1805 Oruktor Amphibolos

The book of science

Tom Sharp

Oliver Evans mechanics thermodynamics Illustration of Oruktor Amphibolos

Oruktor Amphibolos

Oliver Evans patented a new steam engine but had some difficulty finding a use for it. He convinced the Philadelphia Board of Health that he could build and operate a steam-powered dredge to clear the harbor. He built his dredger in a flat-bottomed scow thirty feet long, twelve feet wide, so that the finished machine with its paddlewheel weighed about seventeen tons. Having no way to move it, he put it on four wheels, which collapsed from the weight. He installed more heavy-duty wheels and connected them to the engine with a belt. Thus he was able to move the dredger under its own power through the streets to the Schuylkill River, the first automobile in the United States and the first amphibious craft in the world; however, it proved to be ineffective as a dredger.

Mars Works

Evans named his factory after the Roman god of war and employed thirty-five workers to build heavy machinery, castings, and custom-made steam engines of his own designs. The works included an iron foundry, a moldmaker’s shop, a millstone maker, blacksmith’s shops to work wrought iron, and a six-horsepower steam engine to grind and bore castings. The Mars Works built over a hundred steam engines. It cast naval canons for the War of 1812 and built steam engines for the Philadelphia Mint in 1816.

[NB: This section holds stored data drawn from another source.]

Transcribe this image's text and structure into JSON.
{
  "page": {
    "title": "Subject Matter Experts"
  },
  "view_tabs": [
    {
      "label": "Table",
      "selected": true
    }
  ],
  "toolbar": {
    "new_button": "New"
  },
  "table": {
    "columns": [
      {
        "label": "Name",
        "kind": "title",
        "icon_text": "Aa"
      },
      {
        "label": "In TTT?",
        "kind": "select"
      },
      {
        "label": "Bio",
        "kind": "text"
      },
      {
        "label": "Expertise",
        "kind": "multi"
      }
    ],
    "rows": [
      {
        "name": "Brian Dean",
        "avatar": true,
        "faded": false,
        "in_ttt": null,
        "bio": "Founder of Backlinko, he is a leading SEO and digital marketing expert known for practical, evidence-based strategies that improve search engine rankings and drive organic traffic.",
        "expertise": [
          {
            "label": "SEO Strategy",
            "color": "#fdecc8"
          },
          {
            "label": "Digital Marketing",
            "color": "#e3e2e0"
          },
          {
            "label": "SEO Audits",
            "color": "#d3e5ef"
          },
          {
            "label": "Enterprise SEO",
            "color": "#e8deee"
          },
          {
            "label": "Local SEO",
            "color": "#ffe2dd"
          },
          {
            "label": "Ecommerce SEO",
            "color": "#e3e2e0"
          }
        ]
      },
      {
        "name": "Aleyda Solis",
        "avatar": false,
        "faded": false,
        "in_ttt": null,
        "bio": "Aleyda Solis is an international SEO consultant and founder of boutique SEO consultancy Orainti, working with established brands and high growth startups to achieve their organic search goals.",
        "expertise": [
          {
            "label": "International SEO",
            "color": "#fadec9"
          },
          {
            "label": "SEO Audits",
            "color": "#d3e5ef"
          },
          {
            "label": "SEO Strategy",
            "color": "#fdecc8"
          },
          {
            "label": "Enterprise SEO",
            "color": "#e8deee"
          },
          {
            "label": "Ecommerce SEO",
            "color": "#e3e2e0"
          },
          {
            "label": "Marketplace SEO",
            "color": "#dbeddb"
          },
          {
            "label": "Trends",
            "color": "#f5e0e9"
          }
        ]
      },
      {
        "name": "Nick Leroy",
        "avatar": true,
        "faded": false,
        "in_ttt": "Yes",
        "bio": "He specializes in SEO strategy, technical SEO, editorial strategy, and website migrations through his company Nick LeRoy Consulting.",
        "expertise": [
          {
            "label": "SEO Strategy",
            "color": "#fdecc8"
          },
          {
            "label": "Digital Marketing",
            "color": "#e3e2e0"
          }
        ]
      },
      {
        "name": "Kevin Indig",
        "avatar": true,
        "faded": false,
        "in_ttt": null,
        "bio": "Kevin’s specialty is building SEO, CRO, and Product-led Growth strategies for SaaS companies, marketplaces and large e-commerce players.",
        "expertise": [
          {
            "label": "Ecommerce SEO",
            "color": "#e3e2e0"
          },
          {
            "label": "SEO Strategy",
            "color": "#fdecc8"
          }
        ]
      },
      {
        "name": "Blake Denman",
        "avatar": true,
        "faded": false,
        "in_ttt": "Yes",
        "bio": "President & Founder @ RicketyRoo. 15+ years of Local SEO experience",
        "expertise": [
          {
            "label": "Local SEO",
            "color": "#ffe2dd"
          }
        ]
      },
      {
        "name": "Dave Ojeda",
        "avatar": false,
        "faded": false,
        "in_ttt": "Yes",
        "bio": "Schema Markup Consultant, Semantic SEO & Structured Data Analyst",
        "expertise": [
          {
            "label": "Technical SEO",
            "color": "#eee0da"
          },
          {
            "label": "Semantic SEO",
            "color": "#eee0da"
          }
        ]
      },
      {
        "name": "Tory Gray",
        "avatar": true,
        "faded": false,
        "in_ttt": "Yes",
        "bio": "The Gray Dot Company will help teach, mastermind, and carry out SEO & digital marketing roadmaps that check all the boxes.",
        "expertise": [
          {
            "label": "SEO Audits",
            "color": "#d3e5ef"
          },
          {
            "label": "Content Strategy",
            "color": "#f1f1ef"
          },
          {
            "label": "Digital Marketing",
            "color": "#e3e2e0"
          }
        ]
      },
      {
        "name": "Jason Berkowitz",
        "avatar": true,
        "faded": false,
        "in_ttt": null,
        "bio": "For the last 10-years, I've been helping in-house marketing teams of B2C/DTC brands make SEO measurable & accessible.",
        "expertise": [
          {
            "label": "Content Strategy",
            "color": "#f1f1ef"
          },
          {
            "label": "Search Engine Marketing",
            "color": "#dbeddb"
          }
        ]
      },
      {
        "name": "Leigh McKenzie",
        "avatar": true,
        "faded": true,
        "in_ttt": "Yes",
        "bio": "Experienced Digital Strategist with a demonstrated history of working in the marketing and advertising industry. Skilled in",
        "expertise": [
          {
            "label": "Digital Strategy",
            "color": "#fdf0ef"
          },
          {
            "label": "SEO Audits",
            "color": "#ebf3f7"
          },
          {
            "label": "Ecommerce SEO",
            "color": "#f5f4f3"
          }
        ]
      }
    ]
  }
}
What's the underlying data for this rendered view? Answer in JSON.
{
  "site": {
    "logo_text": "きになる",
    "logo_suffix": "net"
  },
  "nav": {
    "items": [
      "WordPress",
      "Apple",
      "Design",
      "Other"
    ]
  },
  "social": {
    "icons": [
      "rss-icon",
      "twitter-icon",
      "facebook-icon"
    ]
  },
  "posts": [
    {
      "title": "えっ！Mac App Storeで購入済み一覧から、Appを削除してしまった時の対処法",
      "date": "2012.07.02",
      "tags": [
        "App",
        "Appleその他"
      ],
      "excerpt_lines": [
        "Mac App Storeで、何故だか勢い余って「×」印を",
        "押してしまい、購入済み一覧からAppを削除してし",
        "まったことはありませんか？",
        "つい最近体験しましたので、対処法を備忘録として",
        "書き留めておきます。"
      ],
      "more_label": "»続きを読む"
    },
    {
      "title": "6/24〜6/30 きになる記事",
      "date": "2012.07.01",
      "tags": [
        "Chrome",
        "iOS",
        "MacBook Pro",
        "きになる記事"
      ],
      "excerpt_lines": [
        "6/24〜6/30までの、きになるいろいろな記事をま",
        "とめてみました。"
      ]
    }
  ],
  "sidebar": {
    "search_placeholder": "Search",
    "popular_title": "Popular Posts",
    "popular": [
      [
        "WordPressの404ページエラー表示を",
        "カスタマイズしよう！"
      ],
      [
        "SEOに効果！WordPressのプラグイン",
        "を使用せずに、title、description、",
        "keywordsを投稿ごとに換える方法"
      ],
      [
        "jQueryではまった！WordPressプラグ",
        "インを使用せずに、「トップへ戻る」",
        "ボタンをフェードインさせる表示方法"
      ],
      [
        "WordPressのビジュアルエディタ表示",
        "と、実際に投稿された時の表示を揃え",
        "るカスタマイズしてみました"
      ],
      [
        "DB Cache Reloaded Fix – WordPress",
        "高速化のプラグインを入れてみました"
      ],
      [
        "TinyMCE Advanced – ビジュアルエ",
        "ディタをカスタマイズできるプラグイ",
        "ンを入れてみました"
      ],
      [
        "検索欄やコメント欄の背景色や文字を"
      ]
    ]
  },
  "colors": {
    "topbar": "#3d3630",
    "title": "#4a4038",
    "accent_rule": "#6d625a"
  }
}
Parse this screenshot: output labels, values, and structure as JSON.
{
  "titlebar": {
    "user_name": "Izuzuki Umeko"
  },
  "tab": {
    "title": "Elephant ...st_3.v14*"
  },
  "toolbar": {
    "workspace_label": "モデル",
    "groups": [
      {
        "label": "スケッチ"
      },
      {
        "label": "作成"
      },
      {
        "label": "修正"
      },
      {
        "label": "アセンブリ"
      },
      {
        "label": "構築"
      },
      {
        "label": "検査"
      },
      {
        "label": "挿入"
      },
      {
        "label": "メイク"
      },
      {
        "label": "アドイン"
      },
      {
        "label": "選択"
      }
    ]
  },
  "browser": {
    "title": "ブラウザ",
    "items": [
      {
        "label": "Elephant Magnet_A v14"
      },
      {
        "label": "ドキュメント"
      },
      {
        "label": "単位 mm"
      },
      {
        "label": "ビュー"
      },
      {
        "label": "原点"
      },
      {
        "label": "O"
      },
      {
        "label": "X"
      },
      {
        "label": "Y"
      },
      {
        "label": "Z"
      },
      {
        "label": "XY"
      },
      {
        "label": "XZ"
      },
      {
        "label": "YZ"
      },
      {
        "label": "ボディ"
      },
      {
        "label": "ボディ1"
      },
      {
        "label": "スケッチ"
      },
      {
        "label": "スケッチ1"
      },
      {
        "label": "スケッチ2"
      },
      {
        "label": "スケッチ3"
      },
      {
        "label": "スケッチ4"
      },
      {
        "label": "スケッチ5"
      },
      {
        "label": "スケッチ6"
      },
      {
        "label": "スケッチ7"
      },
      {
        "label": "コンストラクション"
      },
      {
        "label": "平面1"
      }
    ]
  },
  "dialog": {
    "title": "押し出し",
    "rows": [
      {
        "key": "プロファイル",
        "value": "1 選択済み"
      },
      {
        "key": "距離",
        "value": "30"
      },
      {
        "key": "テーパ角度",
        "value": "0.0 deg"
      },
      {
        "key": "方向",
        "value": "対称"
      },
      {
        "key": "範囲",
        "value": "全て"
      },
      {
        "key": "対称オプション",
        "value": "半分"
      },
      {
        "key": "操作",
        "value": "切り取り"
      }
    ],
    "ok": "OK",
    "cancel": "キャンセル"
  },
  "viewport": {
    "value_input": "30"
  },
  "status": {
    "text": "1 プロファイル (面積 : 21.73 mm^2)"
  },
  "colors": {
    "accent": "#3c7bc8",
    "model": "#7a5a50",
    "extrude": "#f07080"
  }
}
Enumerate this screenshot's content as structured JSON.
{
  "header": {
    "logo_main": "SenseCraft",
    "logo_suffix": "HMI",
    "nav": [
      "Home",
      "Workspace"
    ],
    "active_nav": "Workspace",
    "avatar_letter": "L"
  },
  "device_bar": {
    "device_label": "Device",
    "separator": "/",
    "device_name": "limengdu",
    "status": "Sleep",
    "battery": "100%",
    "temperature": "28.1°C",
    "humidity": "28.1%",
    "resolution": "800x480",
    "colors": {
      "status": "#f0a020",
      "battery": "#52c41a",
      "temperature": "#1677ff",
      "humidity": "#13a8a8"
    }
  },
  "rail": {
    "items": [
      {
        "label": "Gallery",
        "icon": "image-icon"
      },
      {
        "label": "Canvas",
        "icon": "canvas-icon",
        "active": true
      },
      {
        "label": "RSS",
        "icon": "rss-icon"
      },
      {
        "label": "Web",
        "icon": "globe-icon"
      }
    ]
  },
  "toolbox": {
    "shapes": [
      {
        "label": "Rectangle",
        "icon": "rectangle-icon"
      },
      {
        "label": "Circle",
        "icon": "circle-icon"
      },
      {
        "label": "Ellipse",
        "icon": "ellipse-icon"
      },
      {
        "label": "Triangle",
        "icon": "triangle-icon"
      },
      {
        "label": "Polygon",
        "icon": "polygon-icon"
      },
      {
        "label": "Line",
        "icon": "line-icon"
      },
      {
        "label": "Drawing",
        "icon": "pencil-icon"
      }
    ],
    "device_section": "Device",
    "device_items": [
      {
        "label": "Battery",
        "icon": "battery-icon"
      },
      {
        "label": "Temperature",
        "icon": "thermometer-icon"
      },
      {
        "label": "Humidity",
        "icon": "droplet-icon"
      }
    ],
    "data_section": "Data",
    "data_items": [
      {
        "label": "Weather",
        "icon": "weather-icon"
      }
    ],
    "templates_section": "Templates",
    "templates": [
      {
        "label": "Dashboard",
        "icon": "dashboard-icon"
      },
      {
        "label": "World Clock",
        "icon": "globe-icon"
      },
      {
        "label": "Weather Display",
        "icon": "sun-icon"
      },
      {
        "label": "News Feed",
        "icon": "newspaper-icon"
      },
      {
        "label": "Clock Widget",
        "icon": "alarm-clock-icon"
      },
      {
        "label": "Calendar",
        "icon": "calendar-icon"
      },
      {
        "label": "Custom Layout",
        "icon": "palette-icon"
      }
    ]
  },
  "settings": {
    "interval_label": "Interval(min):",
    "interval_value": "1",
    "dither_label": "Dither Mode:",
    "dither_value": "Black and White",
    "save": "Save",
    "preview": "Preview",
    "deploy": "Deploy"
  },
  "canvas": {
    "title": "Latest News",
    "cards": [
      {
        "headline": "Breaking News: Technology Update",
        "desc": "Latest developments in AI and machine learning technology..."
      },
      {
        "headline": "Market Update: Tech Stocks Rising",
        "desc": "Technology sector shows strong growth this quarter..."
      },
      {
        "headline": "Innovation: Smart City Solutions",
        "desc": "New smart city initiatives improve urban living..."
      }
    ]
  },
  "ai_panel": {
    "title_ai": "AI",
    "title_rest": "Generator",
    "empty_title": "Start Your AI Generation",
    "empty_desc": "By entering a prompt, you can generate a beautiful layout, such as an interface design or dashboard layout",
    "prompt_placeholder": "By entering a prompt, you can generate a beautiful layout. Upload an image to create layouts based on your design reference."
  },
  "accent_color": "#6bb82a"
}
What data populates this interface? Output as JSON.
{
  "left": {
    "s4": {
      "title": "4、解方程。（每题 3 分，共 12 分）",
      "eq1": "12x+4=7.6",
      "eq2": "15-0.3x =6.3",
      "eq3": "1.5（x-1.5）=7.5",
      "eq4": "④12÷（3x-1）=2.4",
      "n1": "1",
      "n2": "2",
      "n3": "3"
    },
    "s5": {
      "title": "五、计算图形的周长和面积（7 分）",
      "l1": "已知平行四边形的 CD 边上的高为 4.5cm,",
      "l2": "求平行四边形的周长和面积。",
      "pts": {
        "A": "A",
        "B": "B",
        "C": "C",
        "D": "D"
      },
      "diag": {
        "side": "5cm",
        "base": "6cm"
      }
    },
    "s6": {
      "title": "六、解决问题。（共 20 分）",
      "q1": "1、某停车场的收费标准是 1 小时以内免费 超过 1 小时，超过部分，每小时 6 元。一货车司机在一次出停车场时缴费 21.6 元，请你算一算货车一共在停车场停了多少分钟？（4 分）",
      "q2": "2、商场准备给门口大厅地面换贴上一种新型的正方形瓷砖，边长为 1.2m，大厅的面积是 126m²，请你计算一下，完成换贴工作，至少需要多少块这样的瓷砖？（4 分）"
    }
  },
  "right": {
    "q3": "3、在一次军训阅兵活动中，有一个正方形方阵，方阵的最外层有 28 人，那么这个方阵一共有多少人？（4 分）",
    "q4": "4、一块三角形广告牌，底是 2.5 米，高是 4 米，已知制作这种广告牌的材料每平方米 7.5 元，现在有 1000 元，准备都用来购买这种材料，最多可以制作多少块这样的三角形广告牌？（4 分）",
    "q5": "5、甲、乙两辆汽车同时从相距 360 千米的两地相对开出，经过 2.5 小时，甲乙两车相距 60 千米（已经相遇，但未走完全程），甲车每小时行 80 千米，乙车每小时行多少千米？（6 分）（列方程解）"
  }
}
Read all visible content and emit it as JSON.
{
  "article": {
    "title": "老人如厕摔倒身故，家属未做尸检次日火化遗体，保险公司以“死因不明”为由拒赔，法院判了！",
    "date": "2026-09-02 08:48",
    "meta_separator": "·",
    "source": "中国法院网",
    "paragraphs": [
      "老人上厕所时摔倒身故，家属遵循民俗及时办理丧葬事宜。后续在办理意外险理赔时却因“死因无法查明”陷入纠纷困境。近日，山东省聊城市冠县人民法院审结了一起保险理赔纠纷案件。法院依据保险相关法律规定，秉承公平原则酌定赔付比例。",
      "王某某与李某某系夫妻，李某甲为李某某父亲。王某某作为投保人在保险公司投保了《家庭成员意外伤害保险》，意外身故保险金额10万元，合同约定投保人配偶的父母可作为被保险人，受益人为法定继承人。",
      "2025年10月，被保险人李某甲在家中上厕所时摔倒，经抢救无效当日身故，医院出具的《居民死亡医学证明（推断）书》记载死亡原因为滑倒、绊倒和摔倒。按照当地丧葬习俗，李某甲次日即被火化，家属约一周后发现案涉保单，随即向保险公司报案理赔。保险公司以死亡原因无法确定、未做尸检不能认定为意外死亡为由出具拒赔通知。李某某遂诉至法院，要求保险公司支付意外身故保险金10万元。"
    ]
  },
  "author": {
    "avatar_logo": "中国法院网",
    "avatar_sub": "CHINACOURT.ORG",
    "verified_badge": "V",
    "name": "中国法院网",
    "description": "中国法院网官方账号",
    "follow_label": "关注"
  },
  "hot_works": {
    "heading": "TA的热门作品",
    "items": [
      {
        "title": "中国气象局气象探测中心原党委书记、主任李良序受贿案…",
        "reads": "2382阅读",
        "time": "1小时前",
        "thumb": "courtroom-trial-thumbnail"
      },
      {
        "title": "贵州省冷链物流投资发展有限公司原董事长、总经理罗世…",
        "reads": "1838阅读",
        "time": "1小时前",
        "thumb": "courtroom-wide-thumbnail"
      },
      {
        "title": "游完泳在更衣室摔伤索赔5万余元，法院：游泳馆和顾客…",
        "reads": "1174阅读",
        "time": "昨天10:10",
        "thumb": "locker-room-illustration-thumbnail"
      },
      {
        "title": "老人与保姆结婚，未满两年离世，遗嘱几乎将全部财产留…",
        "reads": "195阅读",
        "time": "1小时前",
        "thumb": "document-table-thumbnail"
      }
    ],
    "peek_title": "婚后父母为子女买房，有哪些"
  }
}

Obscure iron artifacts of the nineteenth century

Some of the finest eggs that Fabergé made were made of iron, lighter than gold! The first man-made hummingbird that could fly was fashioned of sixteenth-inch plate iron. The more durable pirate peg legs were iron, but were heavily oiled to keep from rusting. The first cast-iron computers were installed in Captain Nemo’s Nautilus. Iron, the most common element on earth, was used not only for nails, swords, and chains. Wrought and cast iron were the plastics of the nineteenth century, used for everything from pens and toothpicks to the stays of ladies’ corsets. What iron works of the time couldn’t make from iron was hardly worth writing about.

Oruktor amphibolos is Greek for amphibious dredger. Oliver Evans was a prolific inventor, but it might be said that any invention with a great name is a great invention. But I can’t decide. If he named it something in English, such as “autodredger,” would it be better known?